Mary, for her part, amply returns the enmity that is heaped upon her, though hers is predicated, in some measure, upon class: that is, she despises the family and Mrs. Medlock for being poorer than she. She is contemptuous of the clergyman's crowded, untidy bungalow, his children's patched clothes, and of Mrs. Medlock's "common face" and "common fine bonnet." "Common," here, means low-class, or vulgar; it constitutes a very strong epithet indeed in a country as fanatically class-conscious as England.
The precarious position of servants with regard to their employers is again suggested in this chapter, in that Mrs. Medlock must miss her niece's wedding in order to pick up Mary. This is "the only way in which she could keep [her position]... to do at once what Mr. Archibald Craven told her to do...[and] never dare even to ask a question." Servants, in England as in India, are permitted no freedoms.
The story of Archibald Craven, as related to Mary by Basil and Mrs. Medlock, impresses her as having a number of fairy-tale characteristics. Not least among these is the great house in which he lives, comprised of a hundred locked rooms; this, coupled with the description of him as a widower and "hunchback," makes him seem like an English Bluebeard. Mary's life has, by Chapter II, been given over entirely to fairy-tale: she is being sent to live with her fantastical uncle in his fantastical house; furthermore, as Medlock relates his story, it begins to rain, making the entire scene quite "like something in a book."
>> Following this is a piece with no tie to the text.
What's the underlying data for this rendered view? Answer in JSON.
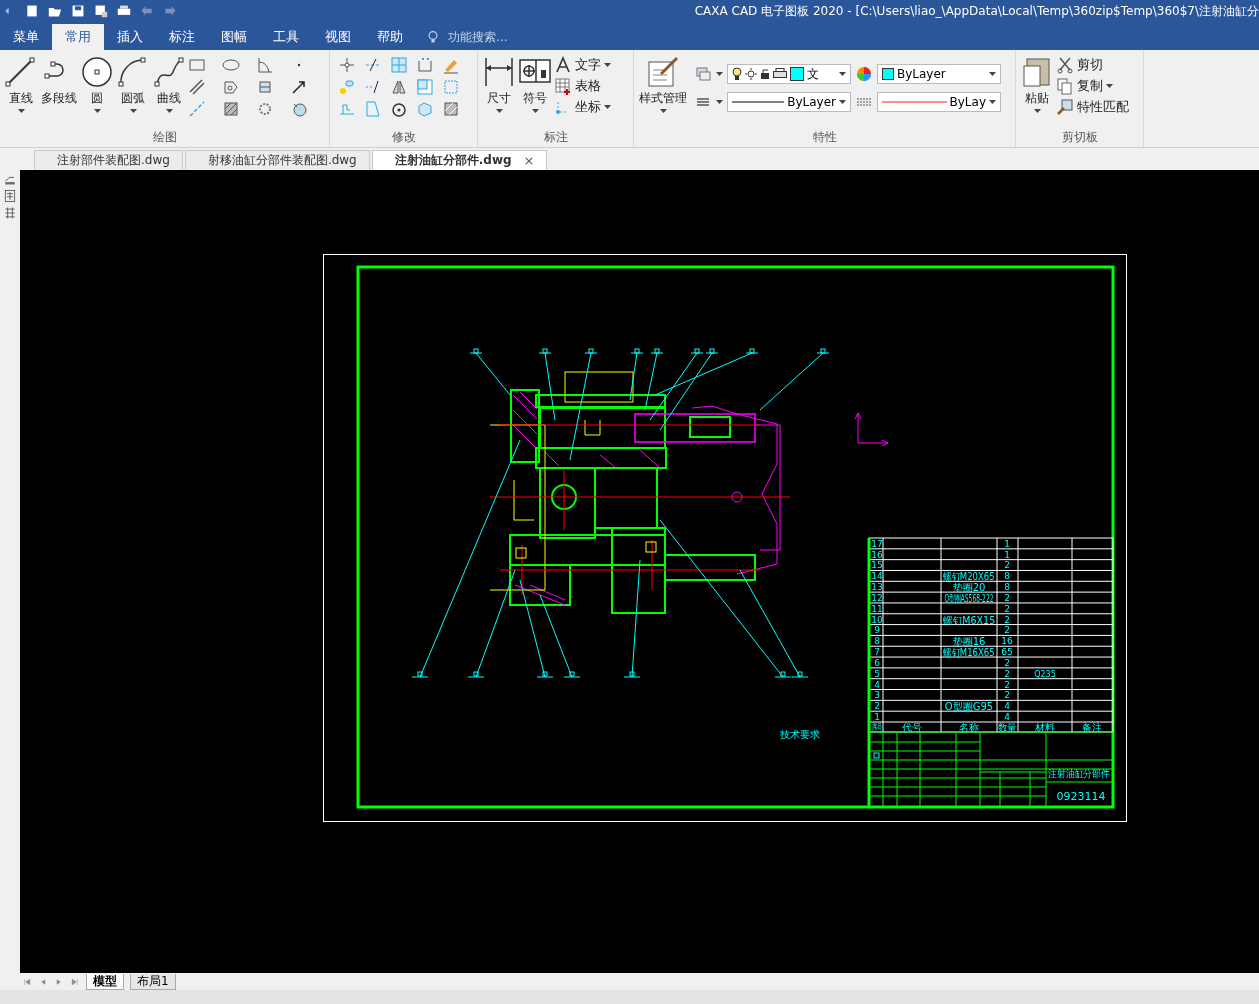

The hundred locked rooms of Misselthwaite Manor provide another instance of the motif of secrets that animates the novel. Mary, upon her arrival at Misselthwaite, is positioned as yet another of those secrets: like her parents, her uncle does not wish "to see what he doesn't want to see," and so Mary is buried in one of the Manor's distant rooms.
Mary earns the much-despised nickname of "Mistress Mary Quite Contrary" by engaging in the activity that will later prove to be her salvation: gardening. The omniscient narrator seems to approve of this nickname, as it will henceforth often refer to Mary in this manner, and concludes this chapter by doing so.